I know even though there's bring your kid to work days, I saw that ironic. So I guess, the first question is just a follow-up, where you were asked about what exactly, when will we see the data.

You're saying when you complete the study, you'll assess. When you say complete, is that four weeks or could that be 12 or could that even be 24?

Just a sense of like what do you find as complete? And how do you keep those placebo patients on the triple placebo for het/min?

And the other question I had was, you had a great quarter of SYMDEKO, what are you thinking about in the back end like reasonable assumptions can get you above your guidance. So I was just kind of thinking when you see a great, strong, robust seven weeks of sales, how can you temper expectations going it to the back of the year?

And that's the reason why you didn't raise guidance this quarter?

Thanks, Robyn. I'll echo that I'm glad you didn't lock your kids in the closet again.

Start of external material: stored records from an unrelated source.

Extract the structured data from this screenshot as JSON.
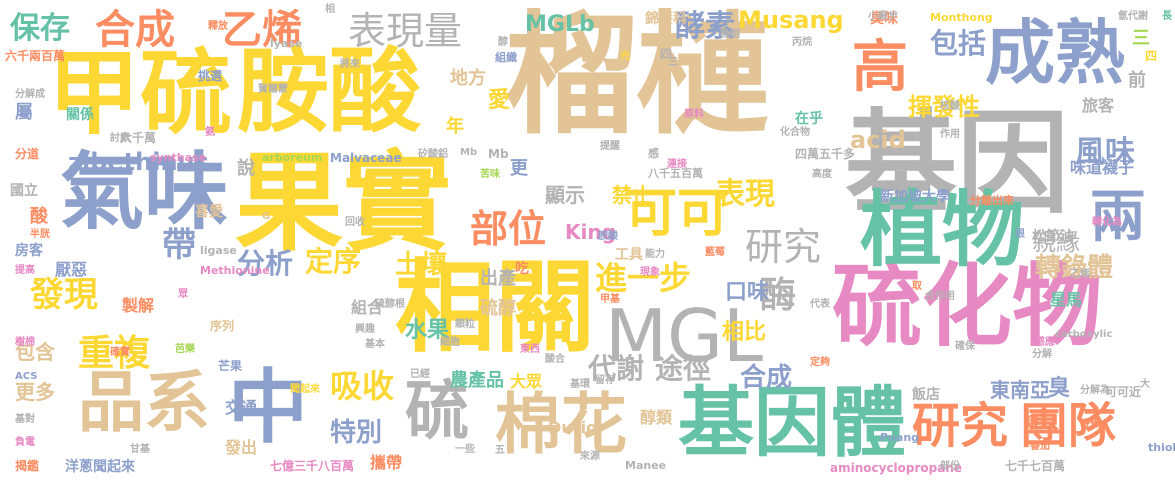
{
  "colors": {
    "tan": "#e2c497",
    "yellow": "#fdd835",
    "green": "#66c2a5",
    "blue": "#8da0cb",
    "pink": "#e78ac3",
    "orange": "#fc8d62",
    "lime": "#a6d854",
    "gray": "#b3b3b3"
  },
  "words": [
    "榴槤",
    "基因",
    "果實",
    "相關",
    "胺酸",
    "甲硫",
    "硫化物",
    "成熟",
    "氣味",
    "植物",
    "基因體",
    "中",
    "品系",
    "棉花",
    "硫",
    "可可",
    "兩",
    "高",
    "研究",
    "團隊",
    "MGL",
    "合成",
    "乙烯",
    "表現量",
    "酵素",
    "包括",
    "部位",
    "研究",
    "帶",
    "進一步",
    "重複",
    "發現",
    "吸收",
    "酶",
    "風味",
    "轉錄體",
    "揮發性",
    "定序",
    "表現",
    "分析",
    "土壤",
    "MGLb",
    "Musang",
    "保存",
    "zibethinus",
    "acid",
    "King",
    "親緣",
    "口味",
    "水果",
    "相比",
    "代謝",
    "途徑",
    "合成",
    "特別",
    "東南亞",
    "臭",
    "更多",
    "包含",
    "農產品",
    "大眾",
    "出產",
    "顯示",
    "禁止",
    "硫醇",
    "更",
    "說",
    "年",
    "愛",
    "地方",
    "前",
    "三",
    "旅客",
    "味道襪子",
    "新加坡大學",
    "飯店",
    "星馬",
    "Durio",
    "松節油",
    "醇類",
    "組合",
    "製解",
    "屬",
    "厭惡",
    "酸",
    "國立",
    "房客",
    "讓",
    "交通",
    "發出",
    "洋蔥聞起來",
    "攜帶",
    "七億三千八百萬",
    "七千七百萬",
    "aminocyclopropane",
    "carboxylic",
    "Malvaceae",
    "arboreum",
    "synthase",
    "Methionine",
    "ligase",
    "lyase",
    "Mb",
    "Puang",
    "Manee",
    "Monthong",
    "thiol",
    "四萬五千多",
    "八千五百萬",
    "六千萬",
    "六千兩百萬",
    "臭味",
    "錦葵科",
    "小廠步",
    "氫代謝",
    "機制",
    "丙烷",
    "化合物",
    "在乎",
    "關係",
    "挑選",
    "分道",
    "分解成",
    "序列",
    "喜愛",
    "工具",
    "吃",
    "感",
    "原料",
    "作用",
    "核酸",
    "高度",
    "連接",
    "苦味",
    "可可近",
    "分離出來",
    "轉化為",
    "香蕉",
    "確保",
    "根",
    "乙烯",
    "代表",
    "合作用",
    "取",
    "感應",
    "分解為",
    "分解",
    "定夠",
    "部份",
    "番茄",
    "來源",
    "五",
    "能力",
    "酸合",
    "硫醇根",
    "基本",
    "確實",
    "聞起來",
    "芒果",
    "基對",
    "一些",
    "東西",
    "留存",
    "已經",
    "現象",
    "甲基",
    "胺酸",
    "藍莓",
    "樹棉",
    "負電",
    "回收",
    "討厭",
    "提高",
    "半胱",
    "興趣",
    "芭樂",
    "眾",
    "ACS",
    "揭鑑",
    "甘基",
    "細胞",
    "顆粒",
    "基環",
    "相",
    "釋放",
    "醇",
    "組織",
    "光",
    "將來",
    "賀爾蒙",
    "氨",
    "四",
    "矽酸鋁",
    "提醒",
    "長",
    "四",
    "三",
    "大",
    "Mb",
    "G"
  ]
}
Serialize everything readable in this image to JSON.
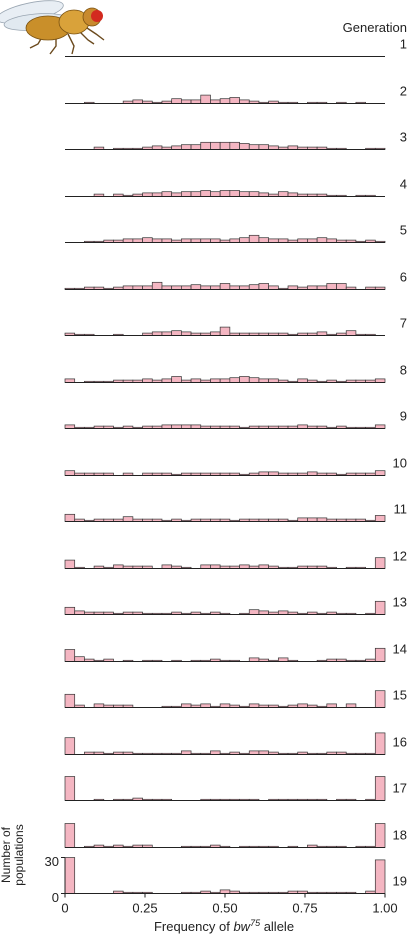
{
  "chart_data": {
    "type": "bar",
    "title": "",
    "header": "Generation",
    "xlabel": {
      "prefix": "Frequency of ",
      "gene": "bw",
      "superscript": "75",
      "suffix": " allele"
    },
    "ylabel_lines": [
      "Number of",
      "populations"
    ],
    "ylim": [
      0,
      30
    ],
    "y_ticks": [
      "30",
      "0"
    ],
    "x_ticks": [
      "0",
      "0.25",
      "0.50",
      "0.75",
      "1.00"
    ],
    "x_tick_values": [
      0,
      0.25,
      0.5,
      0.75,
      1.0
    ],
    "xlim": [
      0,
      1
    ],
    "bin_count": 33,
    "bar_fill": "#f4b6c2",
    "bar_stroke": "#333333",
    "generations": [
      {
        "label": "1",
        "counts": [
          0,
          0,
          0,
          0,
          0,
          0,
          0,
          0,
          0,
          0,
          0,
          0,
          0,
          0,
          0,
          0,
          0,
          0,
          0,
          0,
          0,
          0,
          0,
          0,
          0,
          0,
          0,
          0,
          0,
          0,
          0,
          0,
          0
        ]
      },
      {
        "label": "2",
        "counts": [
          0,
          0,
          1,
          0,
          0,
          0,
          2,
          3,
          2,
          1,
          2,
          4,
          3,
          3,
          7,
          3,
          4,
          5,
          3,
          2,
          1,
          2,
          1,
          1,
          0,
          1,
          1,
          0,
          1,
          0,
          1,
          0,
          0
        ]
      },
      {
        "label": "3",
        "counts": [
          0,
          0,
          0,
          2,
          0,
          1,
          1,
          1,
          2,
          3,
          2,
          3,
          4,
          4,
          6,
          6,
          6,
          6,
          5,
          4,
          4,
          3,
          2,
          3,
          2,
          2,
          2,
          1,
          1,
          0,
          0,
          1,
          1
        ]
      },
      {
        "label": "4",
        "counts": [
          0,
          0,
          0,
          2,
          0,
          2,
          1,
          2,
          3,
          3,
          4,
          3,
          4,
          4,
          5,
          4,
          5,
          5,
          4,
          4,
          3,
          2,
          4,
          3,
          2,
          2,
          2,
          1,
          1,
          0,
          1,
          1,
          0
        ]
      },
      {
        "label": "5",
        "counts": [
          0,
          0,
          1,
          1,
          2,
          2,
          3,
          3,
          4,
          3,
          3,
          2,
          3,
          3,
          3,
          3,
          2,
          3,
          4,
          6,
          4,
          3,
          3,
          2,
          3,
          3,
          4,
          3,
          2,
          2,
          1,
          2,
          1
        ]
      },
      {
        "label": "6",
        "counts": [
          1,
          1,
          2,
          2,
          1,
          2,
          3,
          3,
          3,
          6,
          3,
          3,
          3,
          4,
          3,
          3,
          5,
          3,
          3,
          4,
          5,
          3,
          1,
          3,
          2,
          3,
          3,
          5,
          5,
          2,
          0,
          2,
          2
        ]
      },
      {
        "label": "7",
        "counts": [
          2,
          1,
          1,
          0,
          0,
          1,
          0,
          0,
          2,
          3,
          3,
          4,
          3,
          2,
          2,
          3,
          7,
          2,
          2,
          2,
          2,
          2,
          2,
          1,
          2,
          2,
          3,
          1,
          2,
          4,
          1,
          1,
          0
        ]
      },
      {
        "label": "8",
        "counts": [
          3,
          0,
          1,
          1,
          1,
          2,
          2,
          2,
          3,
          2,
          3,
          5,
          2,
          3,
          2,
          3,
          3,
          4,
          5,
          4,
          3,
          3,
          2,
          1,
          3,
          2,
          1,
          2,
          1,
          2,
          2,
          2,
          3
        ]
      },
      {
        "label": "9",
        "counts": [
          3,
          1,
          1,
          2,
          2,
          1,
          2,
          1,
          2,
          2,
          3,
          3,
          3,
          3,
          2,
          2,
          2,
          2,
          1,
          2,
          2,
          2,
          2,
          2,
          3,
          2,
          2,
          1,
          2,
          1,
          1,
          1,
          3
        ]
      },
      {
        "label": "10",
        "counts": [
          4,
          2,
          2,
          2,
          2,
          0,
          2,
          0,
          2,
          2,
          2,
          1,
          2,
          2,
          2,
          2,
          2,
          2,
          1,
          2,
          3,
          3,
          2,
          2,
          2,
          3,
          2,
          2,
          1,
          2,
          2,
          2,
          4
        ]
      },
      {
        "label": "11",
        "counts": [
          6,
          2,
          1,
          2,
          2,
          2,
          4,
          2,
          2,
          2,
          1,
          2,
          1,
          2,
          2,
          2,
          2,
          1,
          2,
          2,
          2,
          2,
          2,
          1,
          3,
          3,
          3,
          2,
          2,
          2,
          2,
          1,
          5
        ]
      },
      {
        "label": "12",
        "counts": [
          7,
          1,
          0,
          2,
          1,
          3,
          2,
          2,
          2,
          0,
          3,
          2,
          1,
          0,
          3,
          3,
          2,
          2,
          3,
          2,
          3,
          2,
          1,
          1,
          2,
          2,
          2,
          1,
          0,
          1,
          1,
          0,
          9
        ]
      },
      {
        "label": "13",
        "counts": [
          6,
          3,
          2,
          2,
          2,
          1,
          2,
          2,
          1,
          1,
          1,
          2,
          1,
          2,
          1,
          2,
          1,
          0,
          1,
          4,
          3,
          2,
          3,
          2,
          1,
          2,
          1,
          2,
          1,
          1,
          0,
          1,
          11
        ]
      },
      {
        "label": "14",
        "counts": [
          10,
          4,
          2,
          1,
          2,
          0,
          1,
          0,
          1,
          1,
          0,
          1,
          0,
          1,
          1,
          2,
          1,
          1,
          0,
          3,
          2,
          1,
          3,
          1,
          0,
          0,
          1,
          2,
          2,
          1,
          1,
          2,
          11
        ]
      },
      {
        "label": "15",
        "counts": [
          11,
          2,
          0,
          3,
          2,
          2,
          2,
          0,
          0,
          0,
          1,
          1,
          3,
          2,
          3,
          1,
          3,
          2,
          1,
          3,
          2,
          2,
          1,
          2,
          3,
          2,
          1,
          3,
          0,
          3,
          0,
          0,
          14
        ]
      },
      {
        "label": "16",
        "counts": [
          14,
          0,
          2,
          2,
          1,
          2,
          2,
          1,
          1,
          1,
          1,
          1,
          3,
          1,
          1,
          3,
          1,
          2,
          1,
          3,
          3,
          2,
          1,
          1,
          2,
          1,
          1,
          2,
          2,
          1,
          1,
          1,
          18
        ]
      },
      {
        "label": "17",
        "counts": [
          20,
          0,
          0,
          1,
          0,
          1,
          1,
          2,
          1,
          1,
          1,
          0,
          0,
          0,
          1,
          1,
          1,
          1,
          1,
          1,
          0,
          1,
          1,
          1,
          1,
          1,
          1,
          0,
          1,
          1,
          0,
          1,
          20
        ]
      },
      {
        "label": "18",
        "counts": [
          20,
          0,
          1,
          2,
          1,
          2,
          1,
          2,
          2,
          0,
          0,
          0,
          1,
          1,
          1,
          2,
          1,
          0,
          1,
          1,
          1,
          1,
          0,
          1,
          0,
          2,
          1,
          1,
          1,
          0,
          1,
          1,
          20
        ]
      },
      {
        "label": "19",
        "counts": [
          30,
          0,
          0,
          0,
          0,
          2,
          1,
          1,
          1,
          0,
          0,
          0,
          1,
          1,
          2,
          1,
          3,
          2,
          1,
          1,
          1,
          1,
          1,
          2,
          2,
          1,
          1,
          1,
          1,
          1,
          0,
          2,
          28
        ]
      }
    ]
  }
}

So firstly to – your first question, just to remind you that the het/min study, which is the lead study with VX-659, our anticipation is that we'll provide you the data based on what we expect to file upon. And so when you look at the design of that study as a four-week efficacy endpoint to the 12-week safety endpoint.

So we would want it to run through the 12 weeks because that's the basis of the filing. So you'd anticipate that we would run through that period of at least 12 weeks.

We would collect the data. We have to obviously analyze it.

And we'll provide a disclosure on the VX-659 study in the het/min patients, which would complete using the four and 12-week data. As to your question regarding revenue expectations, we reiterated our guidance on the call tonight, $2.65 billion to $2.8 billion.

We did have a strong first quarter. We've got to see how the year progresses.

We have built in growth into that guidance. The main growth, we do anticipate, will come from those markets that we see that are already reimbursed from all three products and the main growth in terms of adding patients we see will be through SYMDEKO.

And so we're holding on our guidance at this point in time, and we'll see how the year goes and potential drivers of growth outside our guidance could be getting some of the markets where we're not currently reimbursed, actually reimbursed and launching in those markets, and we'll update you at that time.

Great. Thank you.

Thank you, Chelsea. Thank you, everybody for turning in to the call this evening.

The Investor Relations team will be available tonight for any follow-up questions that you have. Have a good night.